We are at risk of boring ourselves to death? Less than 5% of occupations are 100% automatable, according to estimates. However, 30% of the work involved in most jobs could be carried out by machines. For the overworked employee, a reduced workload sounds attractive. A roboticized future in which humans are on permanent vacation might be idyllic.
However, there is a bias common to cognitive psychology, neuroscience, and economics against the costly and tiring nature of effort. This bias may cause us to underestimate both the value of exertion and the risks boredom brings.
The future will be automated and augmented. Some roles will be entirely redundant. Many will be replaced in part. Already, complex tasks once considered too difficult to automate are being performed by machines. Automated systems generate complicated medical diagnoses and treatment plans; algorithms create detailed, responsive exercise programmes; and artificially intelligent therapists offer patients low-cost programmes to overcome social anxiety.
Employment in high-income, cognitively demanding and creative jobs is likely to increase. While up to 20% of a senior executive’s role could be automated, according to some studies, such technology is likely to be assertive and enhancing, facilitating deeper insights, better decision-making and multiplied output. Work may become less stressful, as machines help us to manage information flows more effectively and release us to focus on creativity, collaboration and complex problem solving. These are qualities that will be essential in the coming Fourth Industrial Revolution.
Much low-income, manual work will still require human workers. It will take time to roboticize these roles entirely. For example, automated vehicles will deliver goods to local hubs. But it will be some years until an army of cheap robots is smart enough to navigate the ‘final mile’ through unpredictable entrances, up stairways and into small, rusty letterboxes.

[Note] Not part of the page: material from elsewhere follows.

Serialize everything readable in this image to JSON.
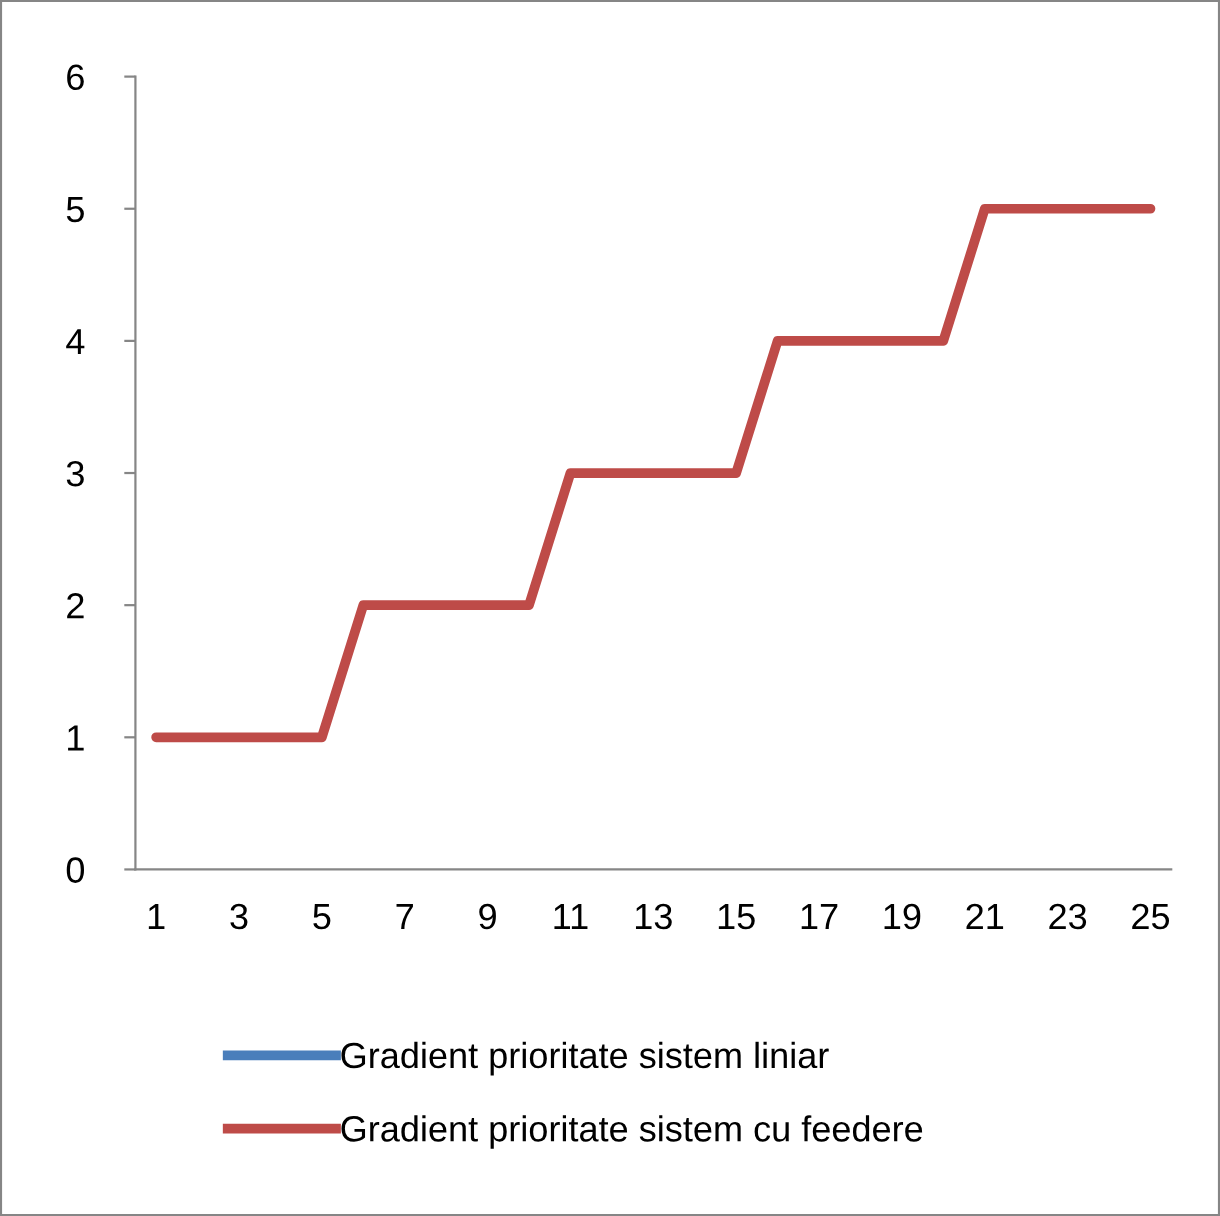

The greatest risk is for people in low-income manual work and medium-income work, in which the majority of the tasks are clearly defined and repetitive. More roles will become supervisory, interspersed with brief periods of activity. Paradoxically, work may become less effortful but more tedious and fatiguing.
The consequences of effort
Prevailing models in cognitive psychology, neuroscience, and economics suggest that mental or physical effort is costly. Given a choice, we prefer to avoid it. In this light, assistive technology which reduces effort may be welcomed. Perhaps it will make us less stressed, less tired and offer us more free time. A utopian angle might herald a future of automated abundance and mass leisure.
When we consider related historical transformations, automation rarely seems to displace human activity entirely. But it always changes the nature of human work. These changes are often unintended and unanticipated. At Hintsa Performance, we are considering emerging research which increasingly recognises links between effort and motivation, cognitive control, value-based decision-making and health conditions. The perspectives we find offer new insights into the future of work.
The effort paradox
Effort can be defined as the subjective intensification of activity – mental or physical – in the service of meeting our goals. As we focus on ways to reduce human effort, we may be overlooking its benefits.
Outcomes can be more rewarding if we apply more, rather than less, effort to achieve them. The ‘IKEA effect’ suggests that we will be prepared to pay more for objects that we have effortfully built, relative to identical objects that someone else built for us.
Effort can also be valuable and rewarding in its own right. Many individuals enjoy cognitive effort for its own sake. ‘Need for cognition’ is a measurable trait, associated with an individual placing a high value on mental effort and seeking it out. Recent research sheds light on this phenomenon, helping us to understand why effort can offer intrinsic value. The ‘effort paradox’ explores how the same outcomes can be more rewarding if we apply more, rather than less, effort. It explains how we may select options because they require effort, such as racing a triathlon or climbing a mountain.
Effort is a habit
As we learn to exert ourselves, we seem able to make more habitual applications of effort over time. Effort plays a critical role in human performance; students show better learning outcomes when their work is effortful. Effort is associated with improved wellbeing, demonstrating positive associations with enhanced goal-directed behaviour: we get better at doing what we aim to do, rather than be side-tracked by distraction or temptation.
As we automate more and more number of human tasks, we should consider the value of what we are eliminating. What happens if we miss out on positive experiences associated with effort? Will we lose the ‘effort’ habit in the process, with deleterious effects further down the line?